As últimas análises sobre o cenário eleitoral brasileiro apontam para uma polarização consolidada entre Luiz Inácio Lula da Silva (PT) e Flávio Bolsonaro (PL) na corrida presidencial de 2026. Paralelamente, o PSD avalia abrir mão de uma candidatura própria ao Planalto, enquanto especialistas projetam que a disputa dificilmente será definida no primeiro turno. Esses elementos desenham um panorama político marcado pela continuidade de conflitos históricos e pela busca por espaços de centro.
Polarização como padrão histórico
Disputas presidenciais polarizadas são o padrão das eleições brasileiras desde 1994, sempre com o PT ocupando um dos lados. Segundo Ricardo Ribeiro, analista político da 4Intelligence, a polarização das candidaturas entre Luiz Inácio Lula da Silva (PT) e Flávio Bolsonaro (PL) a presidente da República dificilmente será revertida. Essa dinâmica reflete uma divisão profunda no eleitorado, que tende a se manter no próximo pleito.
Rafael Cortez, sócio da Tendências Consultoria, reforça essa perspectiva ao afirmar que a eleição presidencial de 2026 ainda vai expressar o conflito petismo-antipetismo personificado atualmente no lulismo e no bolsonarismo. Essa continuidade histórica sugere que as bases ideológicas estabelecidas nas últimas décadas seguirão moldando o debate político nacional. Portanto, o cenário aponta para a perpetuação de uma disputa binária.
As bases eleitorais consolidadas
Núcleos duros de apoio
PT e bolsonarismo dominam cerca de 20% a 25% do eleitorado, de cada lado, segundo análises disponíveis. Henrique Curi, cientista político e consultor da Metapolítica, detalha que Lula tem uma base petista e lulista entre 20% a 25% do eleitorado. Por outro lado, Flávio herda eleitor mais rígido do Bolsonaro, mantendo uma parcela significativa e fiel do eleitorado.
Esses números indicam que ambos os polos contam com núcleos duros de apoio, que dificilmente migrarão para outras candidaturas. Essa segmentação do eleitorado explica, em parte, a dificuldade de crescimento de terceiras vias no cenário nacional. Assim, a disputa se concentra na conquista dos votos além dessas bases consolidadas.
O dilema do PSD
Pré-candidatos e estratégia partidária
O PSD tem três governadores como pré-candidatos: Eduardo Leite, Ratinho Junior e Ronaldo Caiado. No entanto, o partido pode desistir de ter um nome próprio ao Planalto, segundo informações disponíveis. Essa possibilidade ganha força diante da avaliação de que o PSD não tem um capital político nacional suficientemente robusto para uma campanha presidencial competitiva.
Por outro lado, o PSD é a alternativa viável de centro para a disputa até o momento, de acordo com análises. Essa posição ambígua se reflete na atuação partidária: o PSD está com Lula e ao lado do governo de São Paulo, do bolsonarista Tarcísio de Freitas. Essa dualidade pode dificultar a construção de uma identidade eleitoral clara para o partido no plano nacional.

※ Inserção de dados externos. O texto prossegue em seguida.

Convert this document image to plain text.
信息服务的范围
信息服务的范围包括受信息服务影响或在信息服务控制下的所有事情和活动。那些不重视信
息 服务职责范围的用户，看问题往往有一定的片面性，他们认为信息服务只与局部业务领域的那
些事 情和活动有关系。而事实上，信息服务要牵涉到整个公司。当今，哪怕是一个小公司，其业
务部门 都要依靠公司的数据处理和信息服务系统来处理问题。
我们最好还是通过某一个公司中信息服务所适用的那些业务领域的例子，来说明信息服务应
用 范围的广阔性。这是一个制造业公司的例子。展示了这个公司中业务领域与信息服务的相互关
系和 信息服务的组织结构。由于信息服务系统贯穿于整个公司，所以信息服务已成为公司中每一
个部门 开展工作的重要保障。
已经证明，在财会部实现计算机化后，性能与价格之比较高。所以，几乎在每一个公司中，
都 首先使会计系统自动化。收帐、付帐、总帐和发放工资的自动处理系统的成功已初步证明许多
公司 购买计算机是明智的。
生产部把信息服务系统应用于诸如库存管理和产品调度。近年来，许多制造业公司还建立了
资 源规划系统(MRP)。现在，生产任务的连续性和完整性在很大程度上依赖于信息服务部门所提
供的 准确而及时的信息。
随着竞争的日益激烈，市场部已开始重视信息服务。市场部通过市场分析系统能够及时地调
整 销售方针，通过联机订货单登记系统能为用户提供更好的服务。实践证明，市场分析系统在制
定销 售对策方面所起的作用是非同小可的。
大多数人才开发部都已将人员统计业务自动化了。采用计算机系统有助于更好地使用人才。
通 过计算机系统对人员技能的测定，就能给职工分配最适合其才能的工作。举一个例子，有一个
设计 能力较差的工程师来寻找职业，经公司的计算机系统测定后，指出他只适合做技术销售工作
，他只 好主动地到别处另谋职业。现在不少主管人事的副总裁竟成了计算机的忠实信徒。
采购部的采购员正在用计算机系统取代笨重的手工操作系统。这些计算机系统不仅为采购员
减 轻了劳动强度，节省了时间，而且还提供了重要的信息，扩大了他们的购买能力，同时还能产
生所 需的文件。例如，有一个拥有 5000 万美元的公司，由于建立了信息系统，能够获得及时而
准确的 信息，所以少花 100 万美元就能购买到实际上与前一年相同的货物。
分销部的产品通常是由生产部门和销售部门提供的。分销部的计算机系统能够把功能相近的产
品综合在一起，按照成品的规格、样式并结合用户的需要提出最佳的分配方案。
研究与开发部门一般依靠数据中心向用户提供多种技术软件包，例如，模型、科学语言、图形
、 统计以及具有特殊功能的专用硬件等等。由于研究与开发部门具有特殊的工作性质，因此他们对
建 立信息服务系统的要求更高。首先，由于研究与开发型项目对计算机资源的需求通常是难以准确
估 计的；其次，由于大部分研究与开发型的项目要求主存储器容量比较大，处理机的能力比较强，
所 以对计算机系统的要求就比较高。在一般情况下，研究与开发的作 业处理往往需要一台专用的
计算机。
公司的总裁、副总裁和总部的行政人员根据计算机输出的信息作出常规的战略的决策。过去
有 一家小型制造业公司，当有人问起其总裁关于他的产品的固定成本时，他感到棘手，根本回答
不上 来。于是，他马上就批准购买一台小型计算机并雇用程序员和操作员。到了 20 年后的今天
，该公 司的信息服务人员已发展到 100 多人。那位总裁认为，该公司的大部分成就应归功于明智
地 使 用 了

Perspectivas para o primeiro turno
Probabilidade de segundo turno
É pouquíssimo provável uma eleição definida no primeiro turno, segundo especialistas consultados. O teto de cada um dos candidatos está abaixo dos 50% da preferência do eleitorado nas pesquisas, o que inviabiliza uma vitória direta. Essa projeção se baseia na distribuição atual das intenções de voto e na histórica fragmentação do eleitorado brasileiro.
Uma vitória de qualquer candidato no primeiro turno depende de um número expressivo de votos brancos e nulos, conforme análises disponíveis. Esse cenário é considerado pouco provável, dado o engajamento eleitoral observado nos últimos pleitos. Portanto, a tendência é que a disputa se estenda até o segundo turno, como ocorreu nas últimas eleições presidenciais.
O que esperar da campanha
Herança política e estratégias
Flávio Bolsonaro, atualmente senador, herda não apenas o eleitorado do pai, mas também a polarização que marcou o governo anterior. Essa herança política define os contornos de sua campanha, que deve mobilizar as mesmas bases ideológicas. Por outro lado, Lula representa a continuidade de um projeto político que remonta aos anos 1980, mantendo sua base histórica.
A eleição presidencial poderia ser decidida no primeiro turno, segundo uma perspectiva, mas essa possibilidade é contestada por outras análises que consideram o cenário improvável. Essa divergência reflete a incerteza inerente a projeções eleitorais, especialmente em um ambiente político volátil. De qualquer forma, o caminho até as urnas promete ser marcado por intensos debates e estratégias de convencimento.